Vous l'aurez sans doute déjà compris, je suis loin d'être un adepte du prêt-à-manger bien conditionné, bien présenté, mais surtout bien cher et parfois bien trompeur, voire odieusement menteur... J'ai déjà tant parlé des foies gras cylindriques, des raviolis gluants (miam !) et autres joyeusetés extraites à la chaîne à coup d'air comprimé dans des récipients tous identiques déposés de manière équidistante sur un tapis mobile adoptant une vitesse de croisière savamment étudiée.

Or, comme le veut la tradition traditionnelle, toute grande règle a son exception ! Ainsi, ce produit à l'allure plutôt élégante, tantôt moderne si l'on en considère les couleurs, tantôt campagnarde si l'on se penche sur le conditionnement et la charmante petite pièce de tissu déposée et fixée au couvercle (élément tout à fait inutile, mais qui aura tôt fait d'attendrir les plus vulnérables d'entre nous), reste une agréable surprise, et ce même à l'issue de l'étape fatidique de la dégustation.




Et la dégustation, parlons-en ! Un premier bon point : le produit a autant d'allure que son emballage : de belles couleurs, une texture brillante qui met en appétit ; sceptiques parmi les incrédules, j'ai tout d'abord mis cette réjouissance sur le compte d'une mauvaise lecture de la composition... Eh bien non, relecture après relecture, les éléments restent les mêmes : champignons sautés (17 %), oignons (16 %), poivrons (15 %), huile de colza, oignons réhydratés, dextrine, amidon, eau, haricots verts (5 %), huile d'olive (3 %), tomates séchées au soleil (2 %), sel, farine de moutarde, herbes, protéine de petits pois, jus de citron, levure sec (sic) inactive, épices. En somme, rien de fondamentalement mauvais ; la priorité est même très clairement axée sur l'emploi d’ingrédients naturels.

Le goût est une nouvelle satisfaction : c'est savoureux, parfumé, ni trop sucré, ni trop salé, pas trop gras ; ça tient tout à fait la route, même si le nom de tapenade ou de tartinade serait une dénomination bien plus conforme à la densité du produit et à son aspect général. On l'étale rapidement sur un toast ou un segment de baguette... Oh et puis, on en reprend un chouïa, ça se laisse manger !
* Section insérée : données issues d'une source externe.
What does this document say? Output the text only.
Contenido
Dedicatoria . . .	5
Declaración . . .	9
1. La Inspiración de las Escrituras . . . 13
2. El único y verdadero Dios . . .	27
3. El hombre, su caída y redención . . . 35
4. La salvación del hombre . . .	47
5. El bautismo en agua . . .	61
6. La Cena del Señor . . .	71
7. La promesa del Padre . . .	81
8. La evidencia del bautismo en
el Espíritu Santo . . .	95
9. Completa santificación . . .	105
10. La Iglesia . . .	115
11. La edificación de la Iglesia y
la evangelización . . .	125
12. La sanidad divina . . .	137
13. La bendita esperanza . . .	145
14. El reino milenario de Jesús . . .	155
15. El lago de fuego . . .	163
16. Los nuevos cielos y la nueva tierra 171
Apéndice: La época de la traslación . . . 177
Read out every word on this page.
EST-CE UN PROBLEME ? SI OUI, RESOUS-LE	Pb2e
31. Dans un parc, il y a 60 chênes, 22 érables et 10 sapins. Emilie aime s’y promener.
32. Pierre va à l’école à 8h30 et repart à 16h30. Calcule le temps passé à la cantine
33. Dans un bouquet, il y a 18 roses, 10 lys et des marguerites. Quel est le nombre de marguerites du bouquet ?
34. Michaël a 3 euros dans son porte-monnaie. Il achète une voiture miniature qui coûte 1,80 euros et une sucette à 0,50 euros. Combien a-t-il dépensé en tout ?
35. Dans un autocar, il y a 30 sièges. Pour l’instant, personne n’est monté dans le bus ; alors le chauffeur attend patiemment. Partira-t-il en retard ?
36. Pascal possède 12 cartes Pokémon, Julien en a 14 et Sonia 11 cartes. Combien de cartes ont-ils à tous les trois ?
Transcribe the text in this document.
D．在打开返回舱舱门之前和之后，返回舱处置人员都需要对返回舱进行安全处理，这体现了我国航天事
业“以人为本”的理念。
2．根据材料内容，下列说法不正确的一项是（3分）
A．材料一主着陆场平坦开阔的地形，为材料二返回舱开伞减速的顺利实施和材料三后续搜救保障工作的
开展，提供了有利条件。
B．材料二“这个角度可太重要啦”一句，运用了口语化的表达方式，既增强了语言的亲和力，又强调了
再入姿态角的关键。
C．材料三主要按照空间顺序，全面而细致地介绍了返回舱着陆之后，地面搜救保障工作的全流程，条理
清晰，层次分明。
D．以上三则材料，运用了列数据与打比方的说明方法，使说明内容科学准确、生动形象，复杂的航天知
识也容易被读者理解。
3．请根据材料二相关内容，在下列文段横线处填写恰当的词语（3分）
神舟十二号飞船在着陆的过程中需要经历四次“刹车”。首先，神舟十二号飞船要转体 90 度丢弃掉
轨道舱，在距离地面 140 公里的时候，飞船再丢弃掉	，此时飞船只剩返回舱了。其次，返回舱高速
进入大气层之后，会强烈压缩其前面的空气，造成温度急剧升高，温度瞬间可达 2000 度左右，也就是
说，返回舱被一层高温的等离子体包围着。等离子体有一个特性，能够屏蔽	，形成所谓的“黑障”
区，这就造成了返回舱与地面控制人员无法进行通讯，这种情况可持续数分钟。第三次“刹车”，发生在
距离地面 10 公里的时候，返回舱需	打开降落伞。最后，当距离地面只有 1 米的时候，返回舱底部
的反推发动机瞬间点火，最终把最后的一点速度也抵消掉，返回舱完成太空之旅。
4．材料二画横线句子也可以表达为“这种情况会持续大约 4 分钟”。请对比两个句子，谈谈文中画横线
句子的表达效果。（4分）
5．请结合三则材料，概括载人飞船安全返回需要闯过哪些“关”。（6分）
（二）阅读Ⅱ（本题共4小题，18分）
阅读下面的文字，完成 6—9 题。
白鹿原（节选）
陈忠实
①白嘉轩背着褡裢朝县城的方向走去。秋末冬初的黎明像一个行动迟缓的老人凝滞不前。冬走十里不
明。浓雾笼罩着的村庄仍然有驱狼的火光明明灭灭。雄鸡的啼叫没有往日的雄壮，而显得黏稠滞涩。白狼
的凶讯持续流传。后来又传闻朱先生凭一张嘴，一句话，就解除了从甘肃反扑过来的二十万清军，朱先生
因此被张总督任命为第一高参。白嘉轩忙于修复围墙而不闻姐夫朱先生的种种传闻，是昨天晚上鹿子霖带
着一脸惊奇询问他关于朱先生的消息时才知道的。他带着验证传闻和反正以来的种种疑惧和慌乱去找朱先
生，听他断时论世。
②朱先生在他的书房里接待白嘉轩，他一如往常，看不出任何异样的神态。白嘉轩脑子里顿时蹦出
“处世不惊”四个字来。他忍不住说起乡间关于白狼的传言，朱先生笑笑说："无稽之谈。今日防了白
Bien évidemment, on pourrait attaquer le produit sous nombre d'angles : la proportion minoritaire de légumes dits méditerranéens (laquelle contraste, en effet, par rapport au fier intitulé bien visible), l'impression qu'« on pourrait très bien le faire soi-même ! » (à titre personnel, je ne passerais vraisemblablement pas mon temps à rassembler autant d'ingrédients pour les réduire en un produit unique dont je ne serais pas persuadé du résultat final), le prix (environ 2,50 € le pot de 100 gr, ce qui peut effectivement paraître élevé pour une petite quantité de purée de champignons, oignons et poivrons)...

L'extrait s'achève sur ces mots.